In secret, in the night, he yearned for Killer. Also – in some corner of himself he could not quite acknowledge – for his real, strange, insufficient, miserable mother. Where had she gone, what danger was she in? That she was in danger of some sort was a given. They’d be looking for her, he knew that, and if he were her he wouldn’t want to be found.

But she’d said she would contact him, so why wasn’t she doing it? After a while he did get a couple of postcards, with stamps from England, then Argentina. They were signed Aunt Monica, but he knew they were from her. Hope you’re well, was all they said. She must have known they’d be read by about a hundred snoops before ever getting to Jimmy, and that was right, because along came the Corpsmen after each one, asking who Aunt Monica was. Jimmy said he didn’t know. He didn’t think his mother was in any of the countries the stamps were from, because she was way smarter than that. She must have got other people to mail them for her.

Didn’t she trust him? Evidently not. He felt he’d disappointed her, he’d failed her in some crucial way. He’d never understood what was required of him. If only he could have one more chance to make her happy.

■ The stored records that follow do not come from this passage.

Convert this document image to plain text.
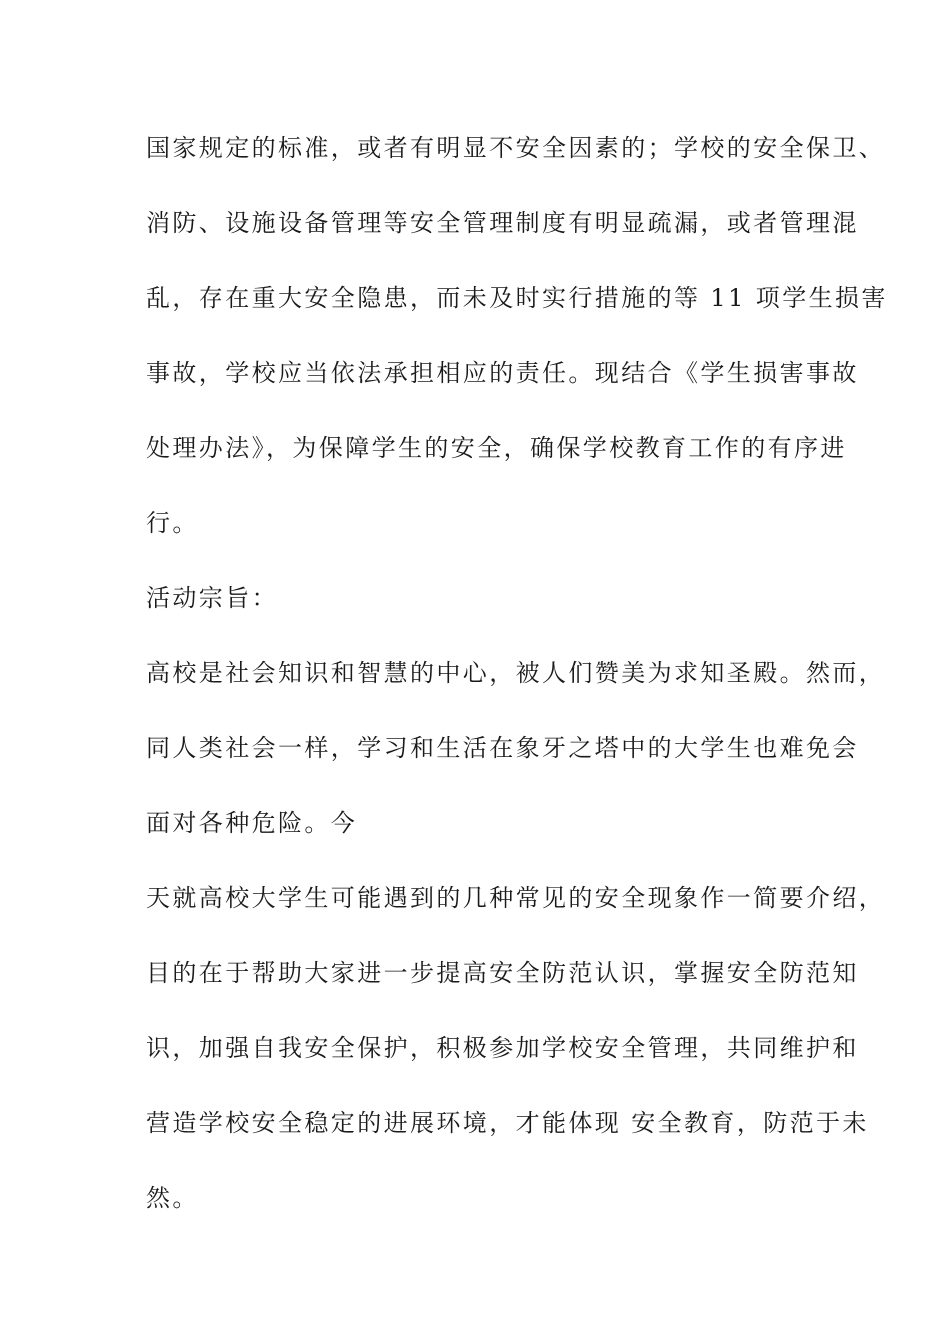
国家规定的标准，或者有明显不安全因素的；学校的安全保卫、
消防、设施设备管理等安全管理制度有明显疏漏，或者管理混
乱，存在重大安全隐患，而未及时实行措施的等 11 项学生损害
事故，学校应当依法承担相应的责任。现结合《学生损害事故
处理办法》，为保障学生的安全，确保学校教育工作的有序进
行。
活动宗旨：
高校是社会知识和智慧的中心，被人们赞美为求知圣殿。然而，
同人类社会一样，学习和生活在象牙之塔中的大学生也难免会
面对各种危险。今
天就高校大学生可能遇到的几种常见的安全现象作一简要介绍，
目的在于帮助大家进一步提高安全防范认识，掌握安全防范知
识，加强自我安全保护，积极参加学校安全管理，共同维护和
营造学校安全稳定的进展环境，才能体现 安全教育，防范于未
然。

“I am not my childhood,” Snowman says out loud. He hates these replays. He can’t turn them off, he can’t change the subject, he can’t leave the room. What he needs is more inner discipline, or a mystic syllable he could repeat over and over to tune himself out. What were those things called? Mantras. They’d had that in grade school. Religion of the Week. All right, class, now quiet as mice, that means you, Jimmy. Today we’re going to pretend we live in India, and we’re going to do a mantra. Won’t that be fun? Now let’s all choose a word, a different word, so we can each have our own special mantra.

“Hang on to the words,” he tells himself. The odd words, the old words, the rare ones. Valance. Norn. Serendipity. Pibroch. Lubricious. When they’re gone out of his head, these words, they’ll be gone, everywhere, forever. As if they had never been.